The workflow consists of four steps:

  1. Sort your data into particular tabular formats, these should be unique.
  2. Create empty, reference, template images
  3. Mark rows and columns on the template images
  4. Edit the configuration YAML file
  5. Template match the data
# import libraries
import glob
from weahtr.template import *

# list files to process
images =  glob.glob("./demo_input/format_1/*.jpg", recursive=True)

# initiate the setup
t = template.template(
  images = images,
  template = "./demo_input/format_1.jpg",
  config = "./demo_input/format_config.yml"
  )

# match all templates, write homography data to file
t.match(method = "features")

Details will be stored in the homography directory of the output folder

  1. Run the recognition model on the matched data
# using the tesseract setup
t.label(method = "tesseract")
  1. Screen the logs and visual output for quality control

Number generator

In order to increase representation of handwritten text recognition one can use synthetic data as compiled from handwritten text databases. The package includes a functions generate() in the generator class which generates random numbers and their matching table of labels in a CSV file. The generator uses MNIST and UNIPEN data formatted by Sueiras et al. 2016 to compile these random images.

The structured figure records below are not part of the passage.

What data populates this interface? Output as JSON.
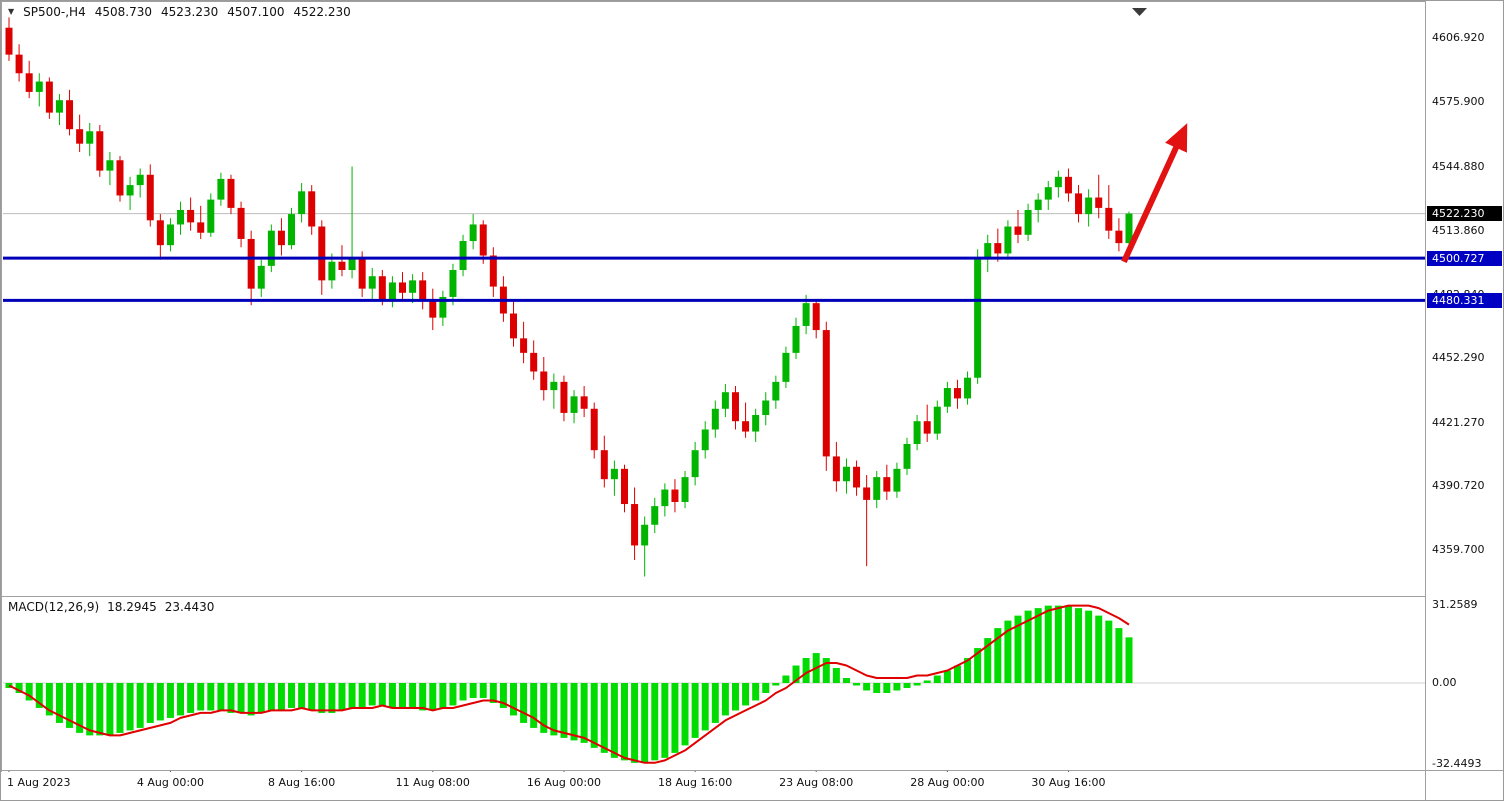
{
  "header": {
    "title": "SP500-,H4",
    "open": "4508.730",
    "high": "4523.230",
    "low": "4507.100",
    "close": "4522.230"
  },
  "macd_label": {
    "name": "MACD(12,26,9)",
    "main_value": "18.2945",
    "signal_value": "23.4430"
  },
  "price_axis": {
    "current_price_label": "4522.230",
    "level_labels": [
      "4500.727",
      "4480.331"
    ]
  },
  "colors": {
    "candle_up": "#00b400",
    "candle_down": "#dc0000",
    "macd_histogram": "#00dc00",
    "macd_signal": "#e00000",
    "level_line": "#0000b9",
    "price_box_blue": "#0000c3",
    "price_box_current": "#000000",
    "arrow": "#e31212",
    "border": "#a0a0a0",
    "grid": "#d0d0d0",
    "current_price_line": "#bdbdbd",
    "text": "#111111"
  },
  "chart_data": [
    {
      "type": "candlestick",
      "title": "SP500-,H4",
      "timeframe": "H4",
      "ylim": [
        4340,
        4622
      ],
      "current_price": 4522.23,
      "y_ticks": [
        {
          "label": "4606.920",
          "price": 4606.92
        },
        {
          "label": "4575.900",
          "price": 4575.9
        },
        {
          "label": "4544.880",
          "price": 4544.88
        },
        {
          "label": "4513.860",
          "price": 4513.86
        },
        {
          "label": "4482.840",
          "price": 4482.84
        },
        {
          "label": "4452.290",
          "price": 4452.29
        },
        {
          "label": "4421.270",
          "price": 4421.27
        },
        {
          "label": "4390.720",
          "price": 4390.72
        },
        {
          "label": "4359.700",
          "price": 4359.7
        }
      ],
      "x_ticks": [
        {
          "label": "1 Aug 2023",
          "index": 0
        },
        {
          "label": "4 Aug 00:00",
          "index": 16
        },
        {
          "label": "8 Aug 16:00",
          "index": 29
        },
        {
          "label": "11 Aug 08:00",
          "index": 42
        },
        {
          "label": "16 Aug 00:00",
          "index": 55
        },
        {
          "label": "18 Aug 16:00",
          "index": 68
        },
        {
          "label": "23 Aug 08:00",
          "index": 80
        },
        {
          "label": "28 Aug 00:00",
          "index": 93
        },
        {
          "label": "30 Aug 16:00",
          "index": 105
        }
      ],
      "horizontal_levels": [
        {
          "label": "4500.727",
          "price": 4500.727
        },
        {
          "label": "4480.331",
          "price": 4480.331
        }
      ],
      "annotations": [
        {
          "type": "arrow",
          "from_index": 110.5,
          "from_price": 4499,
          "to_index": 116.5,
          "to_price": 4563
        }
      ],
      "candles": [
        [
          4612,
          4617,
          4596,
          4599
        ],
        [
          4599,
          4604,
          4586,
          4590
        ],
        [
          4590,
          4596,
          4578,
          4581
        ],
        [
          4581,
          4590,
          4574,
          4586
        ],
        [
          4586,
          4588,
          4568,
          4571
        ],
        [
          4571,
          4580,
          4565,
          4577
        ],
        [
          4577,
          4582,
          4560,
          4563
        ],
        [
          4563,
          4570,
          4552,
          4556
        ],
        [
          4556,
          4566,
          4550,
          4562
        ],
        [
          4562,
          4565,
          4540,
          4543
        ],
        [
          4543,
          4552,
          4536,
          4548
        ],
        [
          4548,
          4550,
          4528,
          4531
        ],
        [
          4531,
          4540,
          4524,
          4536
        ],
        [
          4536,
          4544,
          4530,
          4541
        ],
        [
          4541,
          4546,
          4516,
          4519
        ],
        [
          4519,
          4522,
          4500,
          4507
        ],
        [
          4507,
          4520,
          4504,
          4517
        ],
        [
          4517,
          4528,
          4512,
          4524
        ],
        [
          4524,
          4530,
          4514,
          4518
        ],
        [
          4518,
          4526,
          4510,
          4513
        ],
        [
          4513,
          4532,
          4511,
          4529
        ],
        [
          4529,
          4542,
          4526,
          4539
        ],
        [
          4539,
          4541,
          4522,
          4525
        ],
        [
          4525,
          4528,
          4506,
          4510
        ],
        [
          4510,
          4514,
          4478,
          4486
        ],
        [
          4486,
          4500,
          4482,
          4497
        ],
        [
          4497,
          4517,
          4494,
          4514
        ],
        [
          4514,
          4520,
          4502,
          4507
        ],
        [
          4507,
          4525,
          4505,
          4522
        ],
        [
          4522,
          4537,
          4518,
          4533
        ],
        [
          4533,
          4536,
          4512,
          4516
        ],
        [
          4516,
          4519,
          4483,
          4490
        ],
        [
          4490,
          4503,
          4486,
          4499
        ],
        [
          4499,
          4507,
          4492,
          4495
        ],
        [
          4495,
          4545,
          4491,
          4501
        ],
        [
          4501,
          4504,
          4482,
          4486
        ],
        [
          4486,
          4496,
          4480,
          4492
        ],
        [
          4492,
          4495,
          4478,
          4481
        ],
        [
          4481,
          4492,
          4477,
          4489
        ],
        [
          4489,
          4494,
          4480,
          4484
        ],
        [
          4484,
          4493,
          4479,
          4490
        ],
        [
          4490,
          4494,
          4476,
          4480
        ],
        [
          4480,
          4486,
          4466,
          4472
        ],
        [
          4472,
          4485,
          4468,
          4482
        ],
        [
          4482,
          4498,
          4478,
          4495
        ],
        [
          4495,
          4512,
          4492,
          4509
        ],
        [
          4509,
          4522,
          4505,
          4517
        ],
        [
          4517,
          4519,
          4498,
          4502
        ],
        [
          4502,
          4506,
          4482,
          4487
        ],
        [
          4487,
          4492,
          4470,
          4474
        ],
        [
          4474,
          4481,
          4458,
          4462
        ],
        [
          4462,
          4470,
          4450,
          4455
        ],
        [
          4455,
          4461,
          4442,
          4446
        ],
        [
          4446,
          4453,
          4432,
          4437
        ],
        [
          4437,
          4445,
          4428,
          4441
        ],
        [
          4441,
          4444,
          4422,
          4426
        ],
        [
          4426,
          4437,
          4421,
          4434
        ],
        [
          4434,
          4439,
          4424,
          4428
        ],
        [
          4428,
          4431,
          4404,
          4408
        ],
        [
          4408,
          4415,
          4390,
          4394
        ],
        [
          4394,
          4403,
          4386,
          4399
        ],
        [
          4399,
          4401,
          4378,
          4382
        ],
        [
          4382,
          4390,
          4355,
          4362
        ],
        [
          4362,
          4376,
          4347,
          4372
        ],
        [
          4372,
          4385,
          4368,
          4381
        ],
        [
          4381,
          4392,
          4376,
          4389
        ],
        [
          4389,
          4394,
          4378,
          4383
        ],
        [
          4383,
          4398,
          4380,
          4395
        ],
        [
          4395,
          4412,
          4391,
          4408
        ],
        [
          4408,
          4422,
          4404,
          4418
        ],
        [
          4418,
          4432,
          4414,
          4428
        ],
        [
          4428,
          4440,
          4424,
          4436
        ],
        [
          4436,
          4439,
          4418,
          4422
        ],
        [
          4422,
          4431,
          4414,
          4417
        ],
        [
          4417,
          4428,
          4412,
          4425
        ],
        [
          4425,
          4436,
          4420,
          4432
        ],
        [
          4432,
          4444,
          4428,
          4441
        ],
        [
          4441,
          4458,
          4438,
          4455
        ],
        [
          4455,
          4472,
          4452,
          4468
        ],
        [
          4468,
          4483,
          4464,
          4479
        ],
        [
          4479,
          4481,
          4462,
          4466
        ],
        [
          4466,
          4470,
          4398,
          4405
        ],
        [
          4405,
          4412,
          4388,
          4393
        ],
        [
          4393,
          4404,
          4387,
          4400
        ],
        [
          4400,
          4403,
          4386,
          4390
        ],
        [
          4390,
          4396,
          4352,
          4384
        ],
        [
          4384,
          4398,
          4380,
          4395
        ],
        [
          4395,
          4401,
          4384,
          4388
        ],
        [
          4388,
          4402,
          4385,
          4399
        ],
        [
          4399,
          4414,
          4396,
          4411
        ],
        [
          4411,
          4425,
          4408,
          4422
        ],
        [
          4422,
          4430,
          4412,
          4416
        ],
        [
          4416,
          4432,
          4413,
          4429
        ],
        [
          4429,
          4441,
          4426,
          4438
        ],
        [
          4438,
          4442,
          4428,
          4433
        ],
        [
          4433,
          4446,
          4430,
          4443
        ],
        [
          4443,
          4505,
          4440,
          4501
        ],
        [
          4501,
          4512,
          4494,
          4508
        ],
        [
          4508,
          4515,
          4499,
          4503
        ],
        [
          4503,
          4519,
          4500,
          4516
        ],
        [
          4516,
          4524,
          4508,
          4512
        ],
        [
          4512,
          4527,
          4509,
          4524
        ],
        [
          4524,
          4532,
          4518,
          4529
        ],
        [
          4529,
          4538,
          4524,
          4535
        ],
        [
          4535,
          4543,
          4530,
          4540
        ],
        [
          4540,
          4544,
          4528,
          4532
        ],
        [
          4532,
          4536,
          4518,
          4522
        ],
        [
          4522,
          4534,
          4516,
          4530
        ],
        [
          4530,
          4541,
          4520,
          4525
        ],
        [
          4525,
          4536,
          4510,
          4514
        ],
        [
          4514,
          4520,
          4504,
          4508
        ],
        [
          4508,
          4523.23,
          4505,
          4522.23
        ]
      ]
    },
    {
      "type": "bar",
      "title": "MACD(12,26,9)",
      "ylim": [
        -34.5,
        34.5
      ],
      "y_ticks": [
        {
          "label": "31.2589",
          "value": 31.2589
        },
        {
          "label": "0.00",
          "value": 0
        },
        {
          "label": "-32.4493",
          "value": -32.4493
        }
      ],
      "series": [
        {
          "name": "MACD histogram",
          "render": "bar",
          "values": [
            -2,
            -4,
            -7,
            -10,
            -13,
            -16,
            -18,
            -20,
            -21,
            -21,
            -21,
            -20,
            -19,
            -18,
            -16,
            -15,
            -14,
            -13,
            -12,
            -11,
            -11,
            -11,
            -12,
            -12,
            -13,
            -12,
            -11,
            -11,
            -10,
            -10,
            -11,
            -12,
            -12,
            -11,
            -10,
            -10,
            -9,
            -9,
            -10,
            -10,
            -10,
            -11,
            -11,
            -10,
            -9,
            -7,
            -6,
            -6,
            -8,
            -10,
            -13,
            -16,
            -18,
            -20,
            -21,
            -22,
            -23,
            -24,
            -26,
            -28,
            -30,
            -31,
            -32,
            -32,
            -31,
            -30,
            -28,
            -25,
            -22,
            -19,
            -16,
            -13,
            -11,
            -9,
            -7,
            -4,
            -1,
            3,
            7,
            10,
            12,
            10,
            6,
            2,
            -1,
            -3,
            -4,
            -4,
            -3,
            -2,
            -1,
            1,
            3,
            5,
            7,
            10,
            14,
            18,
            22,
            25,
            27,
            29,
            30,
            31,
            31,
            31,
            30,
            29,
            27,
            25,
            22,
            18.3
          ]
        },
        {
          "name": "Signal",
          "render": "line",
          "values": [
            -1,
            -3,
            -5,
            -8,
            -11,
            -13,
            -15,
            -17,
            -19,
            -20,
            -21,
            -21,
            -20,
            -19,
            -18,
            -17,
            -16,
            -14,
            -13,
            -12,
            -12,
            -11,
            -11,
            -12,
            -12,
            -12,
            -11,
            -11,
            -11,
            -10,
            -11,
            -11,
            -11,
            -11,
            -10,
            -10,
            -10,
            -9,
            -10,
            -10,
            -10,
            -10,
            -11,
            -10,
            -10,
            -9,
            -8,
            -7,
            -7,
            -8,
            -10,
            -12,
            -14,
            -17,
            -19,
            -20,
            -21,
            -22,
            -24,
            -26,
            -28,
            -30,
            -31,
            -32,
            -32,
            -31,
            -29,
            -27,
            -24,
            -21,
            -18,
            -15,
            -13,
            -11,
            -9,
            -7,
            -4,
            -2,
            1,
            4,
            6,
            8,
            8,
            7,
            5,
            3,
            2,
            2,
            2,
            2,
            3,
            3,
            4,
            5,
            7,
            9,
            12,
            15,
            18,
            21,
            23,
            25,
            27,
            29,
            30,
            31,
            31,
            31,
            30,
            28,
            26,
            23.4
          ]
        }
      ]
    }
  ]
}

The UNIPEN data only include decimals (.,) and signs (-) to be used as additional modifiers, where MNIST data is dynamically loaded from the torchvision library to include all handwritten MNIST numbers.

Warning

Paths are not validated for now. Make sure paths exist.

# import libraries
from weahtr.generator import generator

# initiate the setup
# listing the UNIPEN path
# generating numbers up to 3 digits long
# with a decimal separator and random sign
g = generator(
  data_path = "input/data",
  background = "background_image.png",
  values = 3,
  decimal = True,
  sign = True
  )

# generate 10 random samples and put output
# in the designated path
g.generate(samples = 10, path = "~/output/path/")

References

J. Sueiras, et al.: "Using Synthetic Character Database for Training Deep Learning Models Applied to Offline Handwritten Character Recognition", Proc. Intl. Conf.Intelligent Systems Design and Applications (ISDA), Springer, 2016.